We definitely need to change this eventually. Ideally we'd include eg oauth or something but passing md5 hash is not really a solution. Especially since you basically need to have the raw password to do this. To use password_verify we'd need the raw password which is not really a solution either or do you mean passing the password hash instead? Oauth wouldn't be too much work to implement for us but of course adds some overhead for the user but be more secure as it is now.
Needing the raw password at the time of authentication isn't a bad thing; you ask the user to log in to a CMS, the CMS hashes the password, does its own login, and redirects to the logme function. At least in this use case, the logme function would work out-of-the-box, without requiring the server to log the MD5 hash somewhere in their CMS and somehow redirect that to the logme function.
To be honest, I tried to find a solution to this myself; I dug through the source code to try and find where the MD5 hash comparison was being done, to see if I could alter it to use password_verify. However, I'm very unfamiliar with Piwik's source, and accounting security is paramount so I'm wary of doing anything too cavalier with it.
Needing the raw password at the time of authentication isn't a bad thing
yes that's true. The thing is you don't want to transfer the raw password over the network via URL parameter in a GET request which may appear in access logs etc. and possibly used over HTTP is no good :)
Yeah, perhaps some kinda cURL interface so it can be done via POST?
Is there any other method of remote authentication? My usage of Piwik somewhat requires a single login process, having the user log in to my CMS and then into Piwik isn't really acceptable.

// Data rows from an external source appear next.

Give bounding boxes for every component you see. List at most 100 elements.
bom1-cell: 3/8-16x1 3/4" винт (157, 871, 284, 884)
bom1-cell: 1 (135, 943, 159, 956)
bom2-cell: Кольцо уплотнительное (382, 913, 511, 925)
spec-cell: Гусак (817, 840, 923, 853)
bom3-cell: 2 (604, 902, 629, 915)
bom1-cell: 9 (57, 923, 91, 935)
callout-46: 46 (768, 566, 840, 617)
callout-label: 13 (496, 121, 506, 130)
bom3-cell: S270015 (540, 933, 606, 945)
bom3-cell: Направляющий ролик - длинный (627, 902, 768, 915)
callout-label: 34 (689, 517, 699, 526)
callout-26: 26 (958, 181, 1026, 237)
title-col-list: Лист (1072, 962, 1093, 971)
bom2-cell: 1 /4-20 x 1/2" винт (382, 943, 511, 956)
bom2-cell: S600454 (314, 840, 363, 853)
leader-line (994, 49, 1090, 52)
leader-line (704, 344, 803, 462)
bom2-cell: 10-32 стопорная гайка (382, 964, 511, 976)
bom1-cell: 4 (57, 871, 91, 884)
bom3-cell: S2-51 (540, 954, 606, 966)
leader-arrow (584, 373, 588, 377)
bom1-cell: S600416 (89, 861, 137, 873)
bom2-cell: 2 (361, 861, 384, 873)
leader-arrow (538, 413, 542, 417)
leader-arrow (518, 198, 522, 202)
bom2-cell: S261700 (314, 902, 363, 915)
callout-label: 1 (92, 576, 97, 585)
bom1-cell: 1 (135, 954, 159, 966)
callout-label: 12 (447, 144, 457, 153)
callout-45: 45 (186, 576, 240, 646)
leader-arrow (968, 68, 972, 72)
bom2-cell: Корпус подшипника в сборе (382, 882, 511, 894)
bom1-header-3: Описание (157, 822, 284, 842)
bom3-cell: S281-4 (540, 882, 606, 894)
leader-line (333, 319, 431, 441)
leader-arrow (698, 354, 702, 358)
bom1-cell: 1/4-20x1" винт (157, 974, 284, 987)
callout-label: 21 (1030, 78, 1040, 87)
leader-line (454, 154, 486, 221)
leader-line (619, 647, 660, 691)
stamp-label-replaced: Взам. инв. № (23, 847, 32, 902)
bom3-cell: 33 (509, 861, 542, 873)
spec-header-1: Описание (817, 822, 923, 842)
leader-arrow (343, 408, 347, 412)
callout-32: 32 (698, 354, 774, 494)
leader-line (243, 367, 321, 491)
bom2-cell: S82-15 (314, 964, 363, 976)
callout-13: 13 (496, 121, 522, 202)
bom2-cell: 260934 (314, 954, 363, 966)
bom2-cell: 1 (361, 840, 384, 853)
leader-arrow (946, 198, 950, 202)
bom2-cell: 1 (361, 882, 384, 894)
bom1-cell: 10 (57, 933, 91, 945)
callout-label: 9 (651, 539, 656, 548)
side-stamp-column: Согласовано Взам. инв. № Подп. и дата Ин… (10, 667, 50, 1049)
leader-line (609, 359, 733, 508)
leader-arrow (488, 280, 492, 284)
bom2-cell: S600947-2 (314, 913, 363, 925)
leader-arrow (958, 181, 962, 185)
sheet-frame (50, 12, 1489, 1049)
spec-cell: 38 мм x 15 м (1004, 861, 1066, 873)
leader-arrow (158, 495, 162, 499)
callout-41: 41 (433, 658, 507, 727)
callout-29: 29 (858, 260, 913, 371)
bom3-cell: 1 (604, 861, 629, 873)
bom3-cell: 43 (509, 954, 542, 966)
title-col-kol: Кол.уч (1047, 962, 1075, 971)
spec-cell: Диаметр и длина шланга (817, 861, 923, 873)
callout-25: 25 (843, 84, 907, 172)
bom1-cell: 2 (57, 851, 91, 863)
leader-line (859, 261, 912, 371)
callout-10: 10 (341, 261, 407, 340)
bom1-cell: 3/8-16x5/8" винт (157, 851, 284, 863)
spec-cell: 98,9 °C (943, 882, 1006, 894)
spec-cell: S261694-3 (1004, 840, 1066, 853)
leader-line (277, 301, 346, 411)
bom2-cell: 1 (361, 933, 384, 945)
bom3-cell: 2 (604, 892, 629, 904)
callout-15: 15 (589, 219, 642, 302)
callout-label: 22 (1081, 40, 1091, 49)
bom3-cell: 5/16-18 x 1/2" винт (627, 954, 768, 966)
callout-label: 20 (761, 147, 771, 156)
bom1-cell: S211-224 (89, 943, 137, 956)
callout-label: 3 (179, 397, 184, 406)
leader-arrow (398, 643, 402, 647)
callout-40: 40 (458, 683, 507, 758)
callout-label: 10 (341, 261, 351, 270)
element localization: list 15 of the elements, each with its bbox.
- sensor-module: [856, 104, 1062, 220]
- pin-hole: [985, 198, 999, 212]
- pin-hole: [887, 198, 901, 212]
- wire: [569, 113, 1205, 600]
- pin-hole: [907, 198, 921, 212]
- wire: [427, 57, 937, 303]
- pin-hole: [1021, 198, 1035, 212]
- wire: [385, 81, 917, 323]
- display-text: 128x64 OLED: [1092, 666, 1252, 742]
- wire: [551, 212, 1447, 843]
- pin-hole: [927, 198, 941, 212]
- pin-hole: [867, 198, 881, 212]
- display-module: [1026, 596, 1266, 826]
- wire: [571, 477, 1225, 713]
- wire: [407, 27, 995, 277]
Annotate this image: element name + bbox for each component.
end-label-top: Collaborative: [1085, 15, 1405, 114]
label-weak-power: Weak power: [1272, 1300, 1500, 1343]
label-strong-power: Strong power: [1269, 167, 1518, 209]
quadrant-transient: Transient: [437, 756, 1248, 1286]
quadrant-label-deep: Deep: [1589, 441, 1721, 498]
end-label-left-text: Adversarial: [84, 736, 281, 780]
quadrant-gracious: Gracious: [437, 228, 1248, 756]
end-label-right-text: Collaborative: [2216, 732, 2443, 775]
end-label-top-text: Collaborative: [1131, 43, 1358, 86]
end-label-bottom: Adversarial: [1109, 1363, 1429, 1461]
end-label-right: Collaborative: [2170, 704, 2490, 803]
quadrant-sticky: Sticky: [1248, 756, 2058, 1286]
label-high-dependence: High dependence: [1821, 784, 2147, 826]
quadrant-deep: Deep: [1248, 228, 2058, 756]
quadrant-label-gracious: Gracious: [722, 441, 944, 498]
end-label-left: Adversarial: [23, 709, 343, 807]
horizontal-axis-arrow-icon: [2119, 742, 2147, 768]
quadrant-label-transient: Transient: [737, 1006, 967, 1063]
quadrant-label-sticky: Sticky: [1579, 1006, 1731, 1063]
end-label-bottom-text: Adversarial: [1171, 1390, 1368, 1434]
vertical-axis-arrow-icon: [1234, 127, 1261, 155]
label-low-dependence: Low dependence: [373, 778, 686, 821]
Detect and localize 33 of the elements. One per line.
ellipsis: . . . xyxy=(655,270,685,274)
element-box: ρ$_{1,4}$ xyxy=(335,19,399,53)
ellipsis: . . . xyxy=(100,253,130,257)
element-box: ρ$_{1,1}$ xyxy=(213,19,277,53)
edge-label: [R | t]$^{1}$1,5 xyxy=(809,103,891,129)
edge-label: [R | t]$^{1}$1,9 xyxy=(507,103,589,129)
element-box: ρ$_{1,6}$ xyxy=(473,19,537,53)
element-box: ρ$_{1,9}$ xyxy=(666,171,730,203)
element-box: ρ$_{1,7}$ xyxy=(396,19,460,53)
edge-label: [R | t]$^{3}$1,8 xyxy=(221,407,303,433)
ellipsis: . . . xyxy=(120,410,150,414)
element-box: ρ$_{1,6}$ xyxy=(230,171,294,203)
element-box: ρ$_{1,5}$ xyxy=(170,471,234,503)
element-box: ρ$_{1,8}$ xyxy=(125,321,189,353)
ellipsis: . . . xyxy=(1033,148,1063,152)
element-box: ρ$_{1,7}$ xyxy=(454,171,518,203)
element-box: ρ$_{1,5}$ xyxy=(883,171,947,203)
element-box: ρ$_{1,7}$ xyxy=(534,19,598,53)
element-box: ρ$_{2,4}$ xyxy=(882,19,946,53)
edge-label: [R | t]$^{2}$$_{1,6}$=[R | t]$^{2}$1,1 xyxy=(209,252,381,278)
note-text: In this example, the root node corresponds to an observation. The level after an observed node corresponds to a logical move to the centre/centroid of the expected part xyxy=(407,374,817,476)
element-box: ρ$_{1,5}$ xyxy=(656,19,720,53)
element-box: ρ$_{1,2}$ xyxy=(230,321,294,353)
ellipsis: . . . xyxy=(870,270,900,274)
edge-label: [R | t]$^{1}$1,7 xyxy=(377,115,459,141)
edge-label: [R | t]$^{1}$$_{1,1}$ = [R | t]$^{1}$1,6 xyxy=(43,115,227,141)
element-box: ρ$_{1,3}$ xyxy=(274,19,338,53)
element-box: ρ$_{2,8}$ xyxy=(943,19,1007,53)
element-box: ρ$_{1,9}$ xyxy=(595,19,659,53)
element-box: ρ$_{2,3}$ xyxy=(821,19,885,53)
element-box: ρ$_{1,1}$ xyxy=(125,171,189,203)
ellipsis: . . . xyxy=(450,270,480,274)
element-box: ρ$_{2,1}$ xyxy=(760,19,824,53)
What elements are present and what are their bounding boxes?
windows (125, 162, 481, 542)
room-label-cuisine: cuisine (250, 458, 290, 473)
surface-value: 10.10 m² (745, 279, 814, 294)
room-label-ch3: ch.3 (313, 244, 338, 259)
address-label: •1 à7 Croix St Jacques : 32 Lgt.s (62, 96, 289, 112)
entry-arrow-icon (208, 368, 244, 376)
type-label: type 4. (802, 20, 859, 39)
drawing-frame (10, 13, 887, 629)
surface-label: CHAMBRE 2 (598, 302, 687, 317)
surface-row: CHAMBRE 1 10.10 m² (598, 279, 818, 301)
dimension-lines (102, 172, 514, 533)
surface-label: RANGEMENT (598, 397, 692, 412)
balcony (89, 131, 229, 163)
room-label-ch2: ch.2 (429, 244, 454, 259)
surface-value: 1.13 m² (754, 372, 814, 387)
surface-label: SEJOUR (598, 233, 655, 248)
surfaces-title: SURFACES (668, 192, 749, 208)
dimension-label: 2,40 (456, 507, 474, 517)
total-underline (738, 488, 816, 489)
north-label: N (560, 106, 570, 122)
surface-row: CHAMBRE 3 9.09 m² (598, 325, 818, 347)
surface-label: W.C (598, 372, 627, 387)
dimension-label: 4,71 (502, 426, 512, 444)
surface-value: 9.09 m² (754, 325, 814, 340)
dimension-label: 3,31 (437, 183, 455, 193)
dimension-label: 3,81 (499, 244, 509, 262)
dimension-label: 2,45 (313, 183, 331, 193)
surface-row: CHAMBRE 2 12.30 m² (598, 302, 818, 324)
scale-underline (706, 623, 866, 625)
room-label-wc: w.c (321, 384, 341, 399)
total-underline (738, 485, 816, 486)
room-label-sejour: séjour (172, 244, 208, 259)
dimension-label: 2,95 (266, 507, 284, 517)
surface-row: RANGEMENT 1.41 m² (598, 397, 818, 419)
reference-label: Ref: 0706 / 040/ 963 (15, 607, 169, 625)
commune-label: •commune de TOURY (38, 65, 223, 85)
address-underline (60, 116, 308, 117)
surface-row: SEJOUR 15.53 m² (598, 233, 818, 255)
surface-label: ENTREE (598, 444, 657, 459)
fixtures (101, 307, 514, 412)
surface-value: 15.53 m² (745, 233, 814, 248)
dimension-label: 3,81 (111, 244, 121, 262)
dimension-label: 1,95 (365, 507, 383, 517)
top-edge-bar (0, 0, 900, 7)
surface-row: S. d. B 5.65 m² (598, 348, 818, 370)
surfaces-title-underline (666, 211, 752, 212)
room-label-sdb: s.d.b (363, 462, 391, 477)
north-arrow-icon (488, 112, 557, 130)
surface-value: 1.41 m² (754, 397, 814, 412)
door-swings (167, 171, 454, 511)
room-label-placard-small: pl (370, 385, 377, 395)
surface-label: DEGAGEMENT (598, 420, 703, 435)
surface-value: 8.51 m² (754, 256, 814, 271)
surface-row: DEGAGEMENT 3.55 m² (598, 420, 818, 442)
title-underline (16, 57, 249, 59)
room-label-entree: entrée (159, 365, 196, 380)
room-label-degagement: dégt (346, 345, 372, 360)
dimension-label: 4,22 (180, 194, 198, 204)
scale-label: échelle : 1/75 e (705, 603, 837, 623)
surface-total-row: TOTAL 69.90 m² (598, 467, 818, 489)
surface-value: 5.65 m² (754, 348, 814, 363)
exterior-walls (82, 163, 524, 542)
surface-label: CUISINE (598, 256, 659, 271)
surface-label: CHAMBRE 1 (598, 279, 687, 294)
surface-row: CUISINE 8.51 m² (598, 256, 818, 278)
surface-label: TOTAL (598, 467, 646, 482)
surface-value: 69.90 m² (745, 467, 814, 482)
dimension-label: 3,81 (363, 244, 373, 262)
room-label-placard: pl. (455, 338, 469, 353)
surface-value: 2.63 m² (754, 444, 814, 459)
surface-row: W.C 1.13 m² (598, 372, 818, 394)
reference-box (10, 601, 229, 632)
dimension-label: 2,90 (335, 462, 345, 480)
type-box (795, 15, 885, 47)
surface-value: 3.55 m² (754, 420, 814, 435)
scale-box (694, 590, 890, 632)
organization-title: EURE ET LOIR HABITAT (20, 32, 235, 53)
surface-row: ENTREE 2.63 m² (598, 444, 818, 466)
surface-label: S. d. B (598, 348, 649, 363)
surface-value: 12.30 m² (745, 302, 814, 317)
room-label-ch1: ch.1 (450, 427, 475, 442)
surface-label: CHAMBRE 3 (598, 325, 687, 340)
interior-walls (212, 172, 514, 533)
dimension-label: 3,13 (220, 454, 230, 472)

Password requirements aren't an issue, this is a local piwik install and I've got them set up to share passwords.
A customer is asking about the logme feature and the security implications.
Btw I added this (bold part) in the FAQ as it seems it should work to POST data (and more safe)
Important: we recommend to make this request over https (SSL) in order to keep the password hash secure, and we also recommend to POST the
loginURL parameters (instead of sending it as GET parameters, which may be visible in browser history and web server access logs).
Would be valuable to have oAuth for this or otherwise use a secure hash for the passwords for this logme feature.